“Established technology is being given a federally funded new lease on life,” athenahealth CEO Jonathan Bush said. “Traditional health software now is on Medicare, being kept alive like grandma.” Bush dubs this program as the “cash for clunkers” program for health IT leaving no doubt what his opinion is regarding the legacy vendors’ solutions.
“I know of no industry where technology is as despised as it is in health care. It’s a statement that it took government money to incentivize healthcare providers to finally do what virtually every other industry has done .”
While one might dismiss Bush’s comments because they are coming from a company with a dog in the fight, the feeling is nearly universal amongst physicians who are the most important users. The best evidence of how abysmal legacy healthIT is, is that the market leader is having trouble getting medical practices to adopt their software even with huge subsidies from large health systems.

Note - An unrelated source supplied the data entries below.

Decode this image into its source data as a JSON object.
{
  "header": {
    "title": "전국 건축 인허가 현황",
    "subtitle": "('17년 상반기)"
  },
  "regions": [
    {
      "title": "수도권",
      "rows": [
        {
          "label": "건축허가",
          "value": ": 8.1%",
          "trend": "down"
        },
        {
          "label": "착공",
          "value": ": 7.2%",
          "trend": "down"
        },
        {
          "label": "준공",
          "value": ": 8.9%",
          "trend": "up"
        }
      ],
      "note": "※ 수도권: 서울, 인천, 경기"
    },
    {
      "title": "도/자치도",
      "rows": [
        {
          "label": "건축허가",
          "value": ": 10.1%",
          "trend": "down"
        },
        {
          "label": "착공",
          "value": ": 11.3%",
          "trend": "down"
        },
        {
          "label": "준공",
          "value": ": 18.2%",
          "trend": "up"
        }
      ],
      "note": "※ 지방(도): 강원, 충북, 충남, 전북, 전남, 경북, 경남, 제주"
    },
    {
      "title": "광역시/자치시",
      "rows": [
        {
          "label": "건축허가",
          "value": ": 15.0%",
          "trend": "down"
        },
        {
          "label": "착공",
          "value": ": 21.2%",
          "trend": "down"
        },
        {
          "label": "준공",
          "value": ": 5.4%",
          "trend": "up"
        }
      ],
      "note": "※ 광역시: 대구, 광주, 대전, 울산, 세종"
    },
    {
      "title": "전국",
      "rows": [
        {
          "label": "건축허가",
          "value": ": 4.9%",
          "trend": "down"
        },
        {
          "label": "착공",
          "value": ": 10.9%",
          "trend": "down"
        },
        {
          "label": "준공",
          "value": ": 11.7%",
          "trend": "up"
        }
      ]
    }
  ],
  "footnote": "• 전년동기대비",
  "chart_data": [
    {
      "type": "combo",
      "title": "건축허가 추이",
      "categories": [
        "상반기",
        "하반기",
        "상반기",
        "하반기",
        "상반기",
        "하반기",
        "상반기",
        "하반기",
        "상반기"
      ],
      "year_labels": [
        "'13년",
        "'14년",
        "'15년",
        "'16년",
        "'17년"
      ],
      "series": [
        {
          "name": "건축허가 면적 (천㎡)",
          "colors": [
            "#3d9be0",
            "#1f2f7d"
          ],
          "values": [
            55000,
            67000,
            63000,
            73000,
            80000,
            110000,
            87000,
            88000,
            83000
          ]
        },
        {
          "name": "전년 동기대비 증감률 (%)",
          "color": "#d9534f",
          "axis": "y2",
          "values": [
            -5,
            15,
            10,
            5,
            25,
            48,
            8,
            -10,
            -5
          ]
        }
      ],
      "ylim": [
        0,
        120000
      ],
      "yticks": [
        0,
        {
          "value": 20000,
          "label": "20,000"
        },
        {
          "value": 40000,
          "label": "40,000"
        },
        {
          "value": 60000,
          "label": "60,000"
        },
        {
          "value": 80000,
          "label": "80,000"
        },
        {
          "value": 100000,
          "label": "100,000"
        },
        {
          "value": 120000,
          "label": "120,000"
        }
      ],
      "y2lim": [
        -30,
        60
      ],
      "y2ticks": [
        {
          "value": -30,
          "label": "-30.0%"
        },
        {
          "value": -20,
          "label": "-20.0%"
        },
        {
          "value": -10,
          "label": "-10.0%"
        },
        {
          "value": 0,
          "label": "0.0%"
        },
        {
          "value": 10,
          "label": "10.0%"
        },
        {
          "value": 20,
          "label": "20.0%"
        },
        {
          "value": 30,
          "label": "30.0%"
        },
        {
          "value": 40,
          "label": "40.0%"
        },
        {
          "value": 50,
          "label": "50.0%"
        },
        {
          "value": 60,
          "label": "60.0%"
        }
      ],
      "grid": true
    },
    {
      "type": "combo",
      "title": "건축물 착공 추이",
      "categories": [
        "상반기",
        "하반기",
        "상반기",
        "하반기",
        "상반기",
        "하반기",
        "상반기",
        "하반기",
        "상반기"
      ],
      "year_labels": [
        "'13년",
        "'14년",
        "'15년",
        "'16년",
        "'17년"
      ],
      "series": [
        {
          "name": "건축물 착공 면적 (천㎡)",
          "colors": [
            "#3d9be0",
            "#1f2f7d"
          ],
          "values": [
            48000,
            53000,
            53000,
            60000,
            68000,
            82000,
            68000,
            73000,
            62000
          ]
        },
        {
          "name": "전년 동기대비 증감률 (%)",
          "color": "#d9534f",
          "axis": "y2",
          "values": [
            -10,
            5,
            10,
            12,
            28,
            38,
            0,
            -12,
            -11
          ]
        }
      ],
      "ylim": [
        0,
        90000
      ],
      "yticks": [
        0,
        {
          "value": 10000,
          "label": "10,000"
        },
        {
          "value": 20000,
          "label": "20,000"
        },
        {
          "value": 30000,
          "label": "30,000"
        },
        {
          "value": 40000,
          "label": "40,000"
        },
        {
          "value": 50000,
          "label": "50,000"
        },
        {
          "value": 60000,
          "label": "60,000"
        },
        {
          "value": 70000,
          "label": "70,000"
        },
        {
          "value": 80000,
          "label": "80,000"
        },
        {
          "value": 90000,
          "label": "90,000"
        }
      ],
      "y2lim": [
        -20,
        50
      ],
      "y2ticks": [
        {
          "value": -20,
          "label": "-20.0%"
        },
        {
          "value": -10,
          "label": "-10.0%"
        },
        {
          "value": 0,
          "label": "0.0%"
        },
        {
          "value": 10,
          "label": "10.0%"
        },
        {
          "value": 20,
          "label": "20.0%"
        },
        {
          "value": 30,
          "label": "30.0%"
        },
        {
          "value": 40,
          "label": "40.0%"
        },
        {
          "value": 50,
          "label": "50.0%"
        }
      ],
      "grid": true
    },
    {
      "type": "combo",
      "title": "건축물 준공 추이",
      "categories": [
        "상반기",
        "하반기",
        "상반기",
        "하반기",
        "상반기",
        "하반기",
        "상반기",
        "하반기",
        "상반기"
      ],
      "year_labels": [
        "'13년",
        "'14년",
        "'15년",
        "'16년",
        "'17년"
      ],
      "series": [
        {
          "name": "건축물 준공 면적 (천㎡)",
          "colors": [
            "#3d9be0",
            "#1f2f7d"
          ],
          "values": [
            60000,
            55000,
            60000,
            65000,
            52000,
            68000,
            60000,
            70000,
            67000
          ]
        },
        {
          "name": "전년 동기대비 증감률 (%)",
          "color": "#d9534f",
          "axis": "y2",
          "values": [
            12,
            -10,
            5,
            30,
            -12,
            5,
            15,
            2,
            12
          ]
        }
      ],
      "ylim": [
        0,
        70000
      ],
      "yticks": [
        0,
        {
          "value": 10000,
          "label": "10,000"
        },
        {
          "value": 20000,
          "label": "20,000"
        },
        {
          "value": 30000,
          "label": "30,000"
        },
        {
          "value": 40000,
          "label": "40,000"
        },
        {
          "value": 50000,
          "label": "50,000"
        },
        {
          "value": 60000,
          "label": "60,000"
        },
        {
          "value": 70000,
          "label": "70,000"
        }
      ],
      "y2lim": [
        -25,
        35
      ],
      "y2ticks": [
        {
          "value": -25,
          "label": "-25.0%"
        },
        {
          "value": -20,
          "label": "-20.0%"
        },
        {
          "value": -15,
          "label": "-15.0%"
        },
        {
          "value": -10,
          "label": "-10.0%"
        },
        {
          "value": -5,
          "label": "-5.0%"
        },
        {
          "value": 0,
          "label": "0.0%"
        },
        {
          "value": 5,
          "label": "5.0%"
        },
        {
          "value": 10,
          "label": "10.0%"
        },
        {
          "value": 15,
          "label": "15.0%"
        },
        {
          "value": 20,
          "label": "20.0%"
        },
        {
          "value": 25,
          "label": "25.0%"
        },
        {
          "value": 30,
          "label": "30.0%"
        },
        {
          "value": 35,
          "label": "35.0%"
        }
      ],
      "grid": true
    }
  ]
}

In the course of discussions with large health systems, they share their experiences of deployments of a mega Electronic Medical Record (EMR) and how they were offering subsidies to affiliated doctors to adopt the same system. When pressed about how broadly it was being adopted by non-employee physicians (i.e., MDs who have a choice), the penetration was staggeringly low — 0.2% was the average of those who shared figures. This was despite the fact that they were subsidizing 85% of the cost (the maximum allowed by Stark Law).
When I’ve spoken with doctors who have rejected the entreaties from their affiliated health systems, it’s more than the expense (even after a massive subsidy, it’s still several thousand dollars plus monthly costs). Rather, the complexity and lack of user friendliness is the bigger driver. A common statement one hears in healthIT conversations is that doctors hate technology or are afraid of it. Hogwash. They only hate bad technology. Consider the iPad. Doctors are the biggest buyers and it’s not just young doctors.
Flawed Reimbursement Model Leads to Flawed HealthIT
This begs the question, “why is healthIT so bad that massive government and health system subsidies are required to drive adoption?” And how can this possibly be good news? Let me address the issues and then I’ll conclude with the good news. While it may seem easy to bash legacy healthIT vendors, my experience has been that vendors reflect their customers. I would take this a step further. In the case of healthcare, customers reflect the reimbursement model. It’s a reimbursement model that is so broken Americans pay nearly twice as much as other countries to get inferior outcomes.